Photo Credit: Moshe Shai/FLASH90
Israeli Navy Soldiers board a Dolphin-class submarine in Haifa, September 7, 2009.

German submarine manufacturer ThyssenKrupp recently raised the price of three new submarines ordered by Israel’s defense ministry by a whopping €1.2 billion ($1.37 billion). The increase was brought up for discussion by a ministerial committee on Sunday and was reportedly approved. This is the first time the Israeli public is being informed of this alarming price hike.

On Sunday, the Bennett government ordered the establishment of a state commission of inquiry to investigate Case 3000, which involved the dispute between the security apparatus and former-Prime Minister Benjamin Netanyahu over the purchase of a ThyssenKrupp and Netanyahu’s consenting to ThyssenKrupp’s selling advanced submarines to Egypt (Bennett Cabinet to Approve Inquiry into Submarines Affair that May Impact Netanyahu). Now it appears that the relationship between the IDF and ThyssenKrupp just continues to spread joy everywhere.


The three submarines whose price has been doubled will join three submarines ThyssenKrupp has already sold to the IDF and which are at the center of Case 3000. ThyssenKrupp was clearly taking advantage of the fact that the IDF Navy’s underwater future was tied to the German vessels, and so, a few months ago, as negotiations with ThyssenKrupp were progressing toward signing a detailed MOU, the defense ministry announced behind closed doors that the Germans had jumped their financial demand to €3 billion ($3.42 billion). Presumably, the cost of turning to a different manufacturer at this stage of the game would be considerable, and delivery dates would be pushed off from around 2030 to who knows when.

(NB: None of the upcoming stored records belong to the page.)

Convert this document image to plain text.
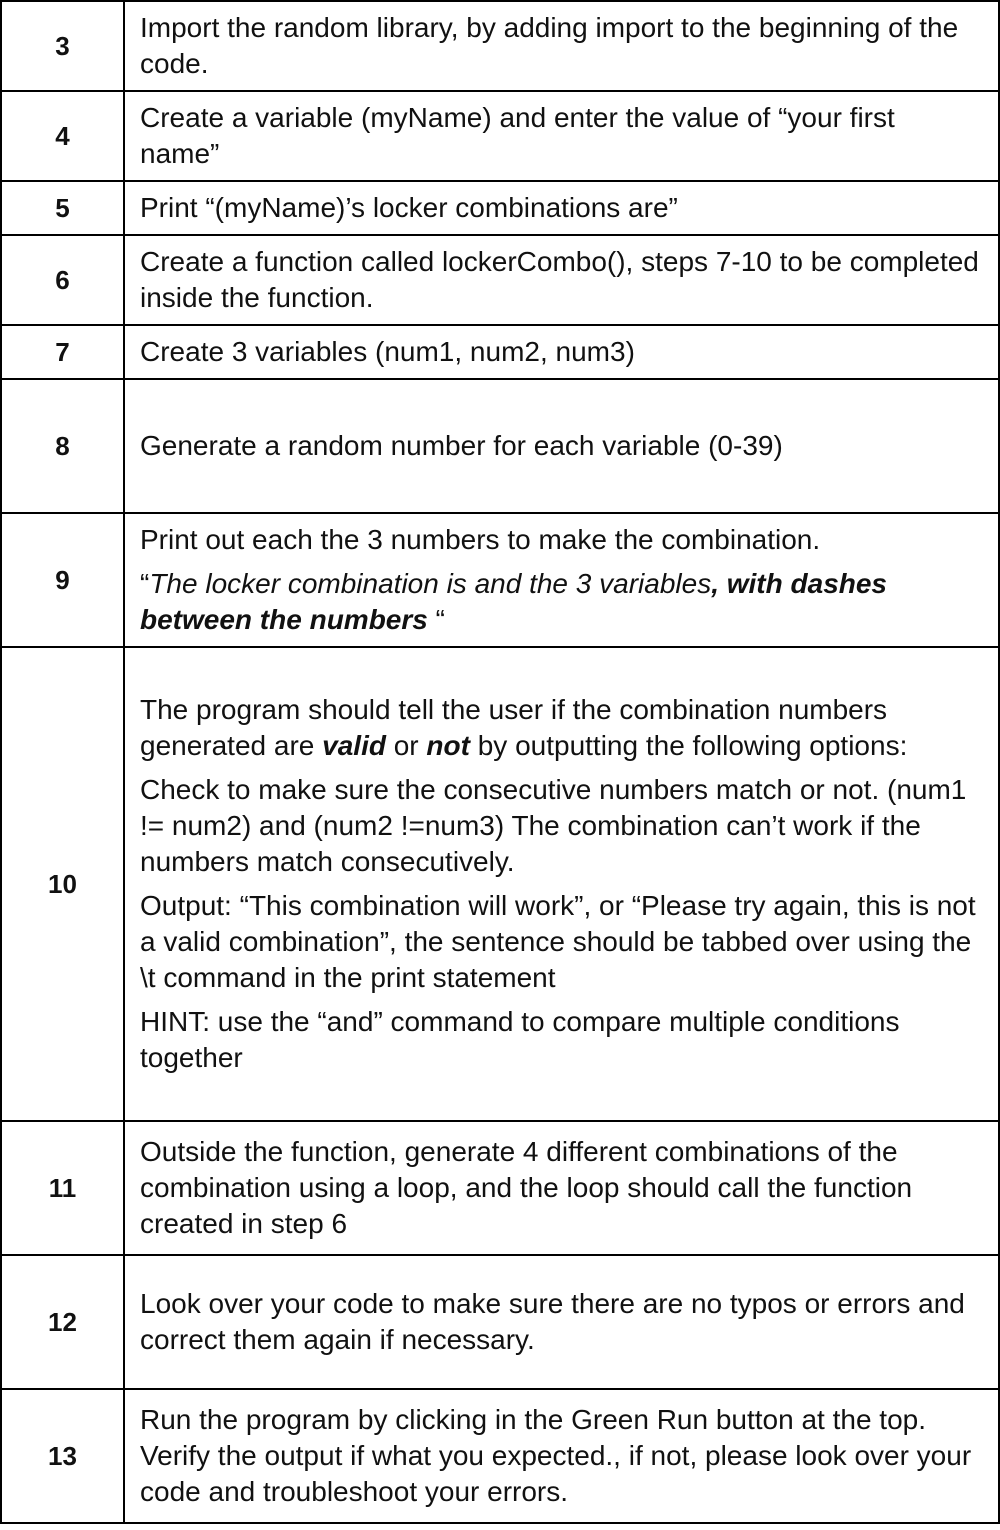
3	Import the random library, by adding import to the beginning of the code.
4	Create a variable (myName) and enter the value of “your first name”
5	Print “(myName)’s locker combinations are”
6	Create a function called lockerCombo(), steps 7-10 to be completed inside the function.
7	Create 3 variables (num1, num2, num3)
8	Generate a random number for each variable (0-39)
9	Print out each the 3 numbers to make the combination.

“The locker combination is and the 3 variables, with dashes between the numbers “

10	The program should tell the user if the combination numbers generated are valid or not by outputting the following options:

Check to make sure the consecutive numbers match or not. (num1 != num2) and (num2 !=num3) The combination can’t work if the numbers match consecutively.

Output: “This combination will work”, or “Please try again, this is not a valid combination”, the sentence should be tabbed over using the \t command in the print statement

HINT: use the “and” command to compare multiple conditions together

11	Outside the function, generate 4 different combinations of the combination using a loop, and the loop should call the function created in step 6
12	Look over your code to make sure there are no typos or errors and correct them again if necessary.
13	Run the program by clicking in the Green Run button at the top. Verify the output if what you expected., if not, please look over your code and troubleshoot your errors.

But wait, there’s more. The German government originally sweetened the deal for Israel by agreeing to pay a third of the cost, €600 million ($684 million). That hasn’t changed: the Germans will subsidize the sale by €600 million – but with the price now at €3 billion, Israel’s share will rise from €1.2 billion to €2.4 billion ($2.74 billion).

It appears that when the purchasing geniuses at the defense ministry closed the first deal with the Germans, they neglected to nail down the key details of the deal for the next three subs. This could have to do with the quality of communication between the prime minister at the time and his defense apparatus.

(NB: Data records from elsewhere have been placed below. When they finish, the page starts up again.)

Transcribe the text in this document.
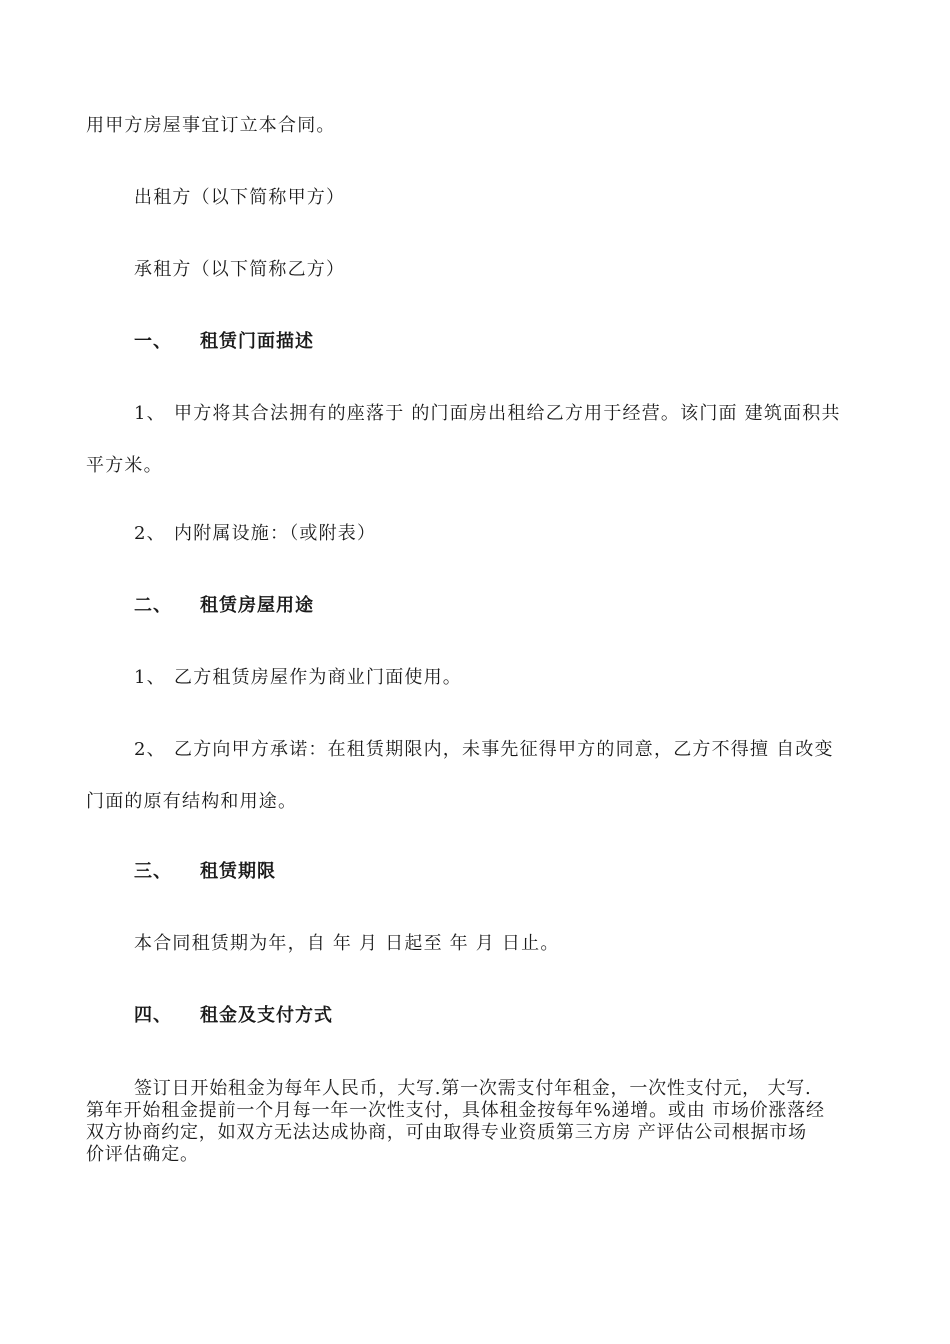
用甲方房屋事宜订立本合同。
出租方（以下简称甲方）
承租方（以下简称乙方）
一、 租赁门面描述
1、 甲方将其合法拥有的座落于 的门面房出租给乙方用于经营。该门面 建筑面积共
平方米。
2、 内附属设施：（或附表）
二、 租赁房屋用途
1、 乙方租赁房屋作为商业门面使用。
2、 乙方向甲方承诺：在租赁期限内，未事先征得甲方的同意，乙方不得擅 自改变
门面的原有结构和用途。
三、 租赁期限
本合同租赁期为年，自 年 月 日起至 年 月 日止。
四、 租金及支付方式
签订日开始租金为每年人民币，大写.第一次需支付年租金，一次性支付元， 大写.
第年开始租金提前一个月每一年一次性支付，具体租金按每年%递增。或由 市场价涨落经
双方协商约定，如双方无法达成协商，可由取得专业资质第三方房 产评估公司根据市场
价评估确定。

Besides the simple opportunity to take advantage of the IDF’s weak position at this point, being stuck with the ThyssenKrupp vessels and unable to shift gears, there may be three additional reasons for the price increase: the delay of the IDF’s decision on the purchase—due to those internal disputes with the PM—simply pushed the costs from their 2016 economic environment to the one we’re having these days; the Navy has raised additional equipment requirements; and there may have been some inaccuracies in the pricing the defense ministry and the IDF gave the Netanyahu government.

Where will the money come from? Obviously, from the defense budget. The payments to ThyssenKrupp will be spread over 15 years, so the damage would not cripple any vital IDF task. As the commission of inquiry digs into the details of this saga, it may also make the connection between the internal fights over the submarines and the resulting outrageous costs to the Israeli taxpayers.